Als vor mehr als zehn Jahren erstmals eine Ampelkennzeichnung – damals nach einem britischen Modell – „drohte“, mobilisierten die großen
Konzerne alle Kräfte. Als noch recht junge und damals nur in Deutschland aktive Organisation reisten wir seinerzeit zu einzelnen Gesprächen nach Brüssel. Ich erinnere mich gut: Wo wir auch hinkamen –
die Ampel-Gegner von Industrieverbänden, Coca Cola & Co. waren bereits da, hatten Lobbystände sogar mitten im Gebäude des Europaparlaments (!) aufgebaut. Am Ende hatten sie
EU-weit eine Milliarde Euro investiert, um ihr
eigenes Kennzeichnungsmodell durchzusetzen und damit die Ampel zu verhindern. Eines konnten sie nicht abwehren: 2010 führte die EU erstmals überhaupt eine verpflichtende Angabe für den Gehalt von
Zucker, Fett, Salz & Co. in Form der bekannten Nährwerttabellen im Kleingedruckten ein – bis dahin blieben selbst diese Angaben meist geheim. Ohne den Druck der Ampel-Diskussion wäre das wohl
nicht gelungen.
Wir haben unseren Einsatz für eine Ampelkennzeichnung auf der Verpackungsvorderseite in all den Jahren fortgeführt – entsprechend groß
ist unsere Freunde, wenn nun der NutriScore Einzug in die Supermärkte hält! Denn auch diesmal haben die Industrielobby um den Lebensmittelverband Deutschland und Ernährungsministerin Julia Klöckner
alles versucht, eine ampelfarbige Kennzeichnung zu verhindern. Beide entwickelten Gegen-Modelle, das Ministerium ließ eine den
NutriScore empfehlende Studie umschreiben – wenig blieb unversucht. Doch
nachdem auch große Unternehmen wie Danone, Iglo und Nestlé das Hickhack beenden und auf den NutriScore setzen wollten, weil in allen seriösen Studien und Umfragen der NutriScore als verständlichstes
System hervorging, musste Julia Klöckner ihren Widerstand Ende 2019 schließlich aufgeben. Der Weg war frei.
Ende gut, alles gut? Leider (noch) nicht, liebe Leserinnen und Leser.
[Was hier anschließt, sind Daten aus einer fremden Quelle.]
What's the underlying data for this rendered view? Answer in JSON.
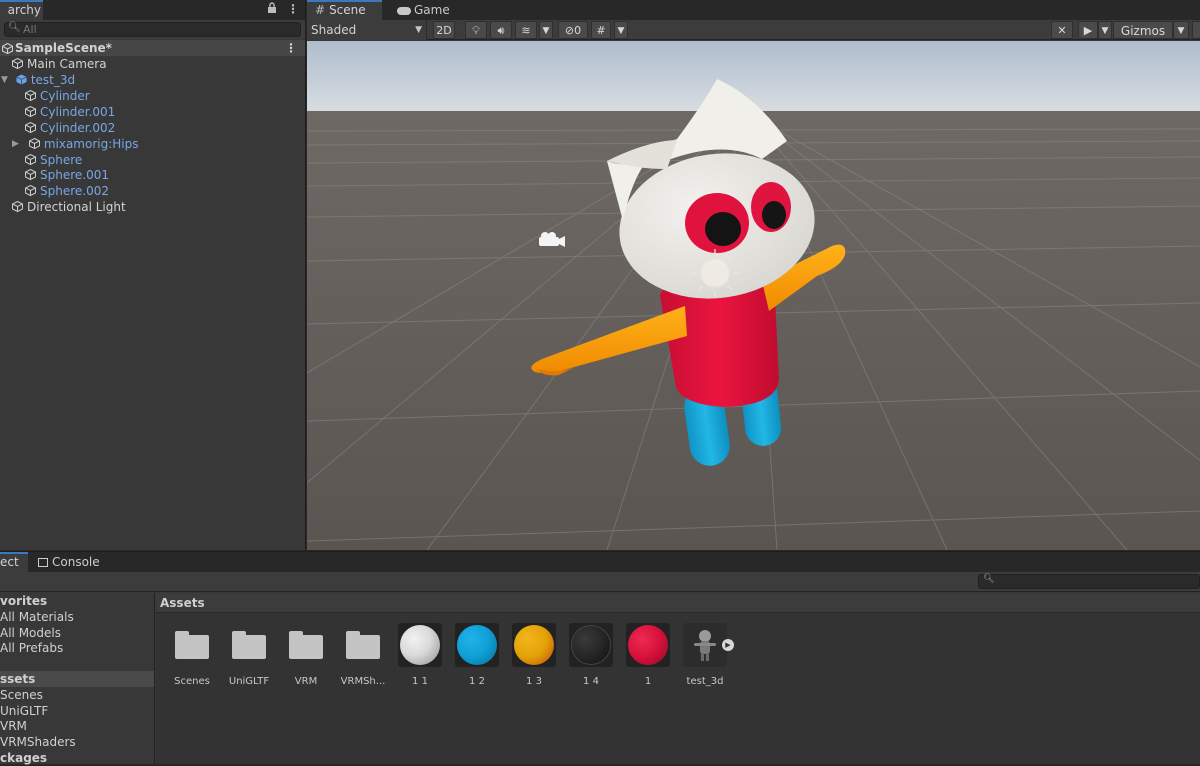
{
  "hierarchy": {
    "tab_label": "Hierarchy",
    "tab_visible": "archy",
    "search_placeholder": "All",
    "scene_name": "SampleScene*",
    "items": [
      {
        "label": "Main Camera"
      },
      {
        "label": "test_3d"
      },
      {
        "label": "Cylinder"
      },
      {
        "label": "Cylinder.001"
      },
      {
        "label": "Cylinder.002"
      },
      {
        "label": "mixamorig:Hips"
      },
      {
        "label": "Sphere"
      },
      {
        "label": "Sphere.001"
      },
      {
        "label": "Sphere.002"
      },
      {
        "label": "Directional Light"
      }
    ]
  },
  "scene": {
    "tabs": [
      {
        "label": "Scene"
      },
      {
        "label": "Game"
      }
    ],
    "shading_mode": "Shaded",
    "toggle_2d": "2D",
    "hidden_count": "0",
    "gizmos_label": "Gizmos"
  },
  "project": {
    "tabs": [
      {
        "label": "ect"
      },
      {
        "label": "Console"
      }
    ],
    "left": {
      "favorites_head": "vorites",
      "favorites": [
        "All Materials",
        "All Models",
        "All Prefabs"
      ],
      "assets_head": "ssets",
      "assets": [
        "Scenes",
        "UniGLTF",
        "VRM",
        "VRMShaders"
      ],
      "packages_head": "ckages"
    },
    "path": "Assets",
    "grid": [
      {
        "label": "Scenes",
        "kind": "folder"
      },
      {
        "label": "UniGLTF",
        "kind": "folder"
      },
      {
        "label": "VRM",
        "kind": "folder"
      },
      {
        "label": "VRMSh...",
        "kind": "folder"
      },
      {
        "label": "1 1",
        "kind": "material",
        "color": "#d9d9d9"
      },
      {
        "label": "1 2",
        "kind": "material",
        "color": "#0f9fd6"
      },
      {
        "label": "1 3",
        "kind": "material",
        "color": "#e3a107"
      },
      {
        "label": "1 4",
        "kind": "material",
        "color": "#262626"
      },
      {
        "label": "1",
        "kind": "material",
        "color": "#d6113a"
      },
      {
        "label": "test_3d",
        "kind": "model"
      }
    ]
  },
  "colors": {
    "accent": "#3a79bb",
    "blue_text": "#7aa6e4",
    "character_body": "#e0123a",
    "character_arms": "#ff9a00",
    "character_legs": "#1aa9d9",
    "character_head": "#e9e7e2"
  }
}
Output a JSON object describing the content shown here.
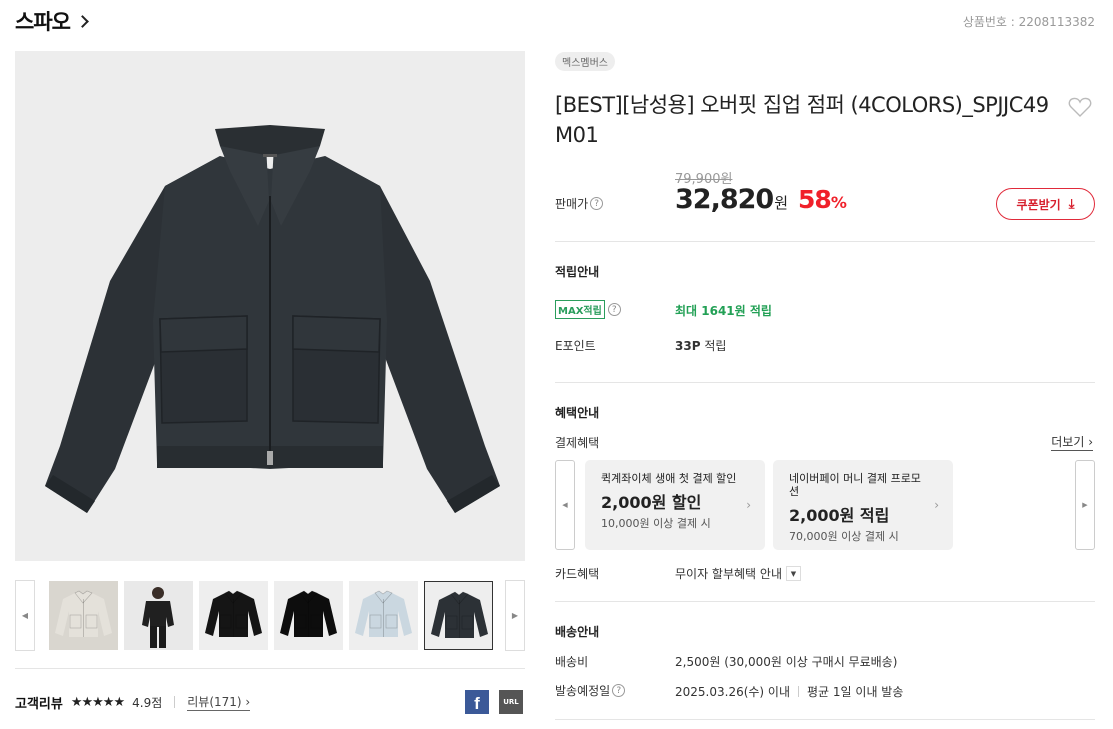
{
  "brand": {
    "name": "스파오"
  },
  "product_no": "상품번호 : 2208113382",
  "tag": "멕스멤버스",
  "title": "[BEST][남성용] 오버핏 집업 점퍼 (4COLORS)_SPJJC49M01",
  "price": {
    "original": "79,900원",
    "label": "판매가",
    "amount": "32,820",
    "unit": "원",
    "discount": "58",
    "discount_unit": "%"
  },
  "coupon_button": "쿠폰받기",
  "points": {
    "title": "적립안내",
    "max_badge": "MAX적립",
    "max_value": "최대 1641원 적립",
    "epoint_label": "E포인트",
    "epoint_value_bold": "33P",
    "epoint_value_rest": " 적립"
  },
  "benefits": {
    "title": "혜택안내",
    "payment_label": "결제혜택",
    "more": "더보기",
    "cards": [
      {
        "title": "퀵계좌이체 생애 첫 결제 할인",
        "amount": "2,000원 할인",
        "sub": "10,000원 이상 결제 시"
      },
      {
        "title": "네이버페이 머니 결제 프로모션",
        "amount": "2,000원 적립",
        "sub": "70,000원 이상 결제 시"
      }
    ],
    "card_label": "카드혜택",
    "card_value": "무이자 할부혜택 안내"
  },
  "shipping": {
    "title": "배송안내",
    "fee_label": "배송비",
    "fee_value": "2,500원 (30,000원 이상 구매시 무료배송)",
    "date_label": "발송예정일",
    "date_value": "2025.03.26(수) 이내",
    "avg_value": "평균 1일 이내 발송"
  },
  "reviews": {
    "title": "고객리뷰",
    "stars": "★★★★★",
    "rating": "4.9점",
    "link": "리뷰(171)"
  },
  "share": {
    "facebook": "f",
    "url": "URL"
  },
  "thumbnails": [
    {
      "color": "#d9d6cf",
      "kind": "jacket",
      "jacket": "#e4e1da"
    },
    {
      "color": "#e9e9e9",
      "kind": "model",
      "jacket": "#202020"
    },
    {
      "color": "#eeeeee",
      "kind": "jacket",
      "jacket": "#151515"
    },
    {
      "color": "#eeeeee",
      "kind": "jacket",
      "jacket": "#0d0d0d"
    },
    {
      "color": "#eeeeee",
      "kind": "jacket",
      "jacket": "#cad7e0"
    },
    {
      "color": "#eeeeee",
      "kind": "jacket",
      "jacket": "#2c3136"
    }
  ],
  "colors": {
    "accent_red": "#f0202a",
    "accent_green": "#22a055",
    "facebook": "#3b5998"
  }
}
Denn der Kampf um die Ampel geht weiter:
- Vor zehn Jahren, bei der Abstimmung im Europaparlament, hat die Lebensmittelindustrie ihren wichtigsten Lobbyerfolg erzielt: Die
EU-Staaten dürfen eine Ampelkennzeichnung seither nicht verpflichtend einführen, sondern nur als freiwilliges Modell. Vorerst könnten also vor allem Hersteller den NutriScore auf ihre Packungen
drucken, die ohnehin vor allem ausgewogene Produkte anbieten. Damit die Kennzeichnung zum echten Erfolg wird, muss sie also verpflichtend für alle Lebensmittel werden – und das geht nur mit einer
neuen EU-Verordnung. Für die gibt es bisher keine Mehrheit.
- Der Lebensmittelverband Deutschland musste zwar akzeptieren, dass der NutriScore in Deutschland kommt – er versucht aber bereits, die
Berechnungsgrundlage für das Label zu verwässern, damit zum Beispiel zuckerhaltige
Getränke oder Wurstwaren besser bewertet werden als von den unabhängigen Wissenschaftlern empfohlen.
Wie unter dem Brennglas zeigt die Debatte, wie Lebensmittelpolitik funktioniert – und welchen Einfluss die Industrie auf eine banale
Kennzeichnung hat, die doch eigentlich für uns Verbraucherinnen und Verbraucher da sein sollte. So lange es gedauert hat, erst überhaupt Nährwertangaben und dann zumindest eine freiwillige Ampel zu
bekommen, so sehr wissen wir: Wir sind längst noch nicht am Ziel. Ich verspreche Ihnen: Wir bleiben dran und kämpfen weiter für eine Kennzeichnung, die sich an den Interessen der Menschen und nicht
an denen der Hersteller orientiert – ob es nun um Nährwerte, um Herkunftsangaben oder um Gentechnik geht. Und wenn es noch einmal zehn Jahre dauern sollte!